Самого физкультурного и отчаянного солдата зашивали в львиную шкуру, и он в таком виде ходил на четвереньках по краю каменистого обрыва-утеса, а когда в него попадала золотая стрела, то лев рухал с трехметрового утеса лапами кверху. И вот однажды натренированный солдат заболел и его заменили нетренированным. Герой стреляет — надо лапами вверх, а нетренированный солдат как глянул вниз, так и обмер: высотища так их всех в лапоть! мама родная! да еще в запеленутом виде-то падать! вас бы зашить! так вас и так через бога в душу с присвистом!.. Лев продолжает по краю утеса бегать: вид делает, что стрела, мол, не сильно ему повредила или даже вовсе пролетела за ветром — не убит он еще, жив, курилка!.. Герой еще одну золотую стрелу — хрясть! — прямое попадание! — аж ребро затрещало! — некуда деваться, падать надо!.. Тогда поднимается царь зверей на задние лапы, крестится передней лапой с истинным российско-солдатским замахом и, осененный, прыгает с утеса задними лапами вперед…
Вот эти оперные конфузы и вспоминаются, когда пробуешь нарисовать морской пейзаж. Слова бегают на четвереньках и ползают на карачках по бумаге, но им там тесно, и скучно, и душно, как солдатам на сцене под театральной материей, и они не способны взволновать бумажную равнодушную гладь.

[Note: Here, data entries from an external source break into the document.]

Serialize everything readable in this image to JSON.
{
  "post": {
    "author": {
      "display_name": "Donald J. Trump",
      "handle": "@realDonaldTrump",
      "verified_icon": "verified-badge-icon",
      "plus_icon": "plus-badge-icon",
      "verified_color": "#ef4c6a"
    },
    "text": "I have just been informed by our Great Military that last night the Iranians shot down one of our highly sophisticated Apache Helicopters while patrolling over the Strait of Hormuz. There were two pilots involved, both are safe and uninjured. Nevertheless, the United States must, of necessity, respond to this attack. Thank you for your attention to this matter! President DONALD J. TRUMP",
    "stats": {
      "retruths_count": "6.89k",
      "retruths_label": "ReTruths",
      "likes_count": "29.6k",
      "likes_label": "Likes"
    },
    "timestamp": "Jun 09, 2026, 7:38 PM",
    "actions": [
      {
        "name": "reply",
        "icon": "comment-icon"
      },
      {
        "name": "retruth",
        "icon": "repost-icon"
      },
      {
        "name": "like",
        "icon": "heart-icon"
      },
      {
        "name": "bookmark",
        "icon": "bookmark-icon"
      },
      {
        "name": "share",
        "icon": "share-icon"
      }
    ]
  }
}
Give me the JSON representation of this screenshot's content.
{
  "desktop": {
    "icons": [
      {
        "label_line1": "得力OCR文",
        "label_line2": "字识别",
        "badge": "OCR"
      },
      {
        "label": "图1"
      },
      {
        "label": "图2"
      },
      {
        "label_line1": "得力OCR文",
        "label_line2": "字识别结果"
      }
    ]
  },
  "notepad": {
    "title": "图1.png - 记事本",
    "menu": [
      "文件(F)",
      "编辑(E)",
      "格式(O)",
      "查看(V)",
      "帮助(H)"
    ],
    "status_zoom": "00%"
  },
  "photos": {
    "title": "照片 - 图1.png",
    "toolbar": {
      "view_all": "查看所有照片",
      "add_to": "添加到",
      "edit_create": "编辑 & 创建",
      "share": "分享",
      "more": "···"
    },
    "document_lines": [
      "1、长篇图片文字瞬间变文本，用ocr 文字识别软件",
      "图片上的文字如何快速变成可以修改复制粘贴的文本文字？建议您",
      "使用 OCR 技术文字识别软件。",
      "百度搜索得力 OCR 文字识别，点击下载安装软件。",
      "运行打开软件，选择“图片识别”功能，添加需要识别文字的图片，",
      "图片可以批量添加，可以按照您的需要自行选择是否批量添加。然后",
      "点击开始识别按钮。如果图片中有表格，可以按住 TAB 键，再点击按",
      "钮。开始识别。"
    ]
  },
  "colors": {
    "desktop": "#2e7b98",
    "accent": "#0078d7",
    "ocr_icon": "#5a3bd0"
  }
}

Трудное, если не безнадежное дело морской пейзаж нынче.
Только напевный лад, величавый ритм сказания, трень-брень древних гуслей способен помочь. Но под гусли современный читатель уснет быстрее, нежели от ноксирона.
Графиня с Мобилом приехали в открытой шикарной машине. И животик у графини был открыт — южная мода — между брюками и рубашечкой голенькая полоска, очень соблазнительная.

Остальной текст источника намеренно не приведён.